También llegaban los momentos de quietud.
Alejada de Londres y sentada debajo de su cobertizo de madera al fondo del jardín, Virginia recordaba a un joven que quedó escrito en el título de su tercera novela: “El cuarto de Jacob”. Pensaba en la narrativa del vacío y en la ausencia detrás del personaje. Jacob Flanders fue una realidad inexistente. Su camino a lo largo de la narrativa existió solamente a partir de una recopilación de sensaciones y memorias. “Al final, recordaba Virginia, Jacob muere en la guerra. Describir la habitación vacía que ha dejado tras su muerte cerraba la memoria de su vida”.
Y así pasaba el día, donde el encuentro con su escritura le devolvía la sensación de un futuro trazado de brillo.
Estaban también las horas del trayecto. El resplandor de la llanura arenosa que circundaba la casa llevaba a Virginia a recorrer con paso firme y fugaz los caminos y los atajos. Conversaba con el viento y revivía sus ideas sonoras y sin rumbo. El silencio del horizonte prometía el regreso a la escritura debajo de la neblina.

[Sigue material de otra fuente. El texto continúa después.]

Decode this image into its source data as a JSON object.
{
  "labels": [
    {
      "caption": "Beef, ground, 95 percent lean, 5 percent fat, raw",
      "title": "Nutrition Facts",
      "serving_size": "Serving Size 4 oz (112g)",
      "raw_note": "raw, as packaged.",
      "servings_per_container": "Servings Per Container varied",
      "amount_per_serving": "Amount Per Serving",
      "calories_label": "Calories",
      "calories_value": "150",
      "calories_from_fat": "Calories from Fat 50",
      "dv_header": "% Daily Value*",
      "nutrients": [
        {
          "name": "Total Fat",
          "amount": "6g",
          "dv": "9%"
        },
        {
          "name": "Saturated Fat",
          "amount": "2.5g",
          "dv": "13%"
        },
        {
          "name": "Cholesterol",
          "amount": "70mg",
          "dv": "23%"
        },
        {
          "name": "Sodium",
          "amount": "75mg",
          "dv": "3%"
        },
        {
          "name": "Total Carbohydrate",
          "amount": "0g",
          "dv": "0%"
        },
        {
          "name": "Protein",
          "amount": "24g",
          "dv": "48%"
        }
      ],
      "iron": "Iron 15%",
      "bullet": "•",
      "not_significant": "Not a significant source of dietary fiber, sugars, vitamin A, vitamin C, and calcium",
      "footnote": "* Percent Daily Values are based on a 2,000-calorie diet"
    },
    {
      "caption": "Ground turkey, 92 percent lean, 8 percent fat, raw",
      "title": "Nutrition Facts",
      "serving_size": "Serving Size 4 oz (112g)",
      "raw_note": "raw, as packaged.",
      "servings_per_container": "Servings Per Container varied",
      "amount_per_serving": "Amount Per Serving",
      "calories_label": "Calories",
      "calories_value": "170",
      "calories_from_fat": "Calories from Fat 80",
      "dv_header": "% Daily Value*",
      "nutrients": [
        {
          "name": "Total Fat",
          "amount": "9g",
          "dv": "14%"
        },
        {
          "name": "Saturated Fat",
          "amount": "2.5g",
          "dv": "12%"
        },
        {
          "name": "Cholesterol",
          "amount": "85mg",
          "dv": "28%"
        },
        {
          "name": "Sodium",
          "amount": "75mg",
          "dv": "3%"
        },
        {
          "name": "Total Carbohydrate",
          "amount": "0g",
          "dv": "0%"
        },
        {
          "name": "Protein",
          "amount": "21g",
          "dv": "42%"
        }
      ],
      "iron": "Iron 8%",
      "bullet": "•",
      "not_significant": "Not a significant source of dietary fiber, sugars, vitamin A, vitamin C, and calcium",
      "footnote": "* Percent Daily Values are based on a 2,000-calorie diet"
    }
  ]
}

Al paso de los días seguidos por los años, Monk´s House brillaba desde los recuerdos y lo nuevo. La entrada de la casa se iluminaba con una bombilla de luz tenue y detrás de la misma se escuchaba el sonido de un teléfono con tres dígitos (385 Lewes). Cerca del jardín se escondía una habitación sólo para Virginia, en la que sus libros componían el silencio y la tranquilidad. Había también una chimenea al centro que dibujaba en colores el faro de su infancia.
Virginia encontró en las calles y en los arrecifes del sur la libertad de su voz. Regresar a Londres fue siempre cómplice de su geografía literaria. Recuperar los sonidos y las voces de Sussex creó el lazo que coincidió con el brillo de su escritura hasta los últimos días.
* Como dato informativo: Leonard Woolf vivió en Monk’s House hasta su muerte en 1969. Posteriormente la casa pasó a formar parte del National Trust.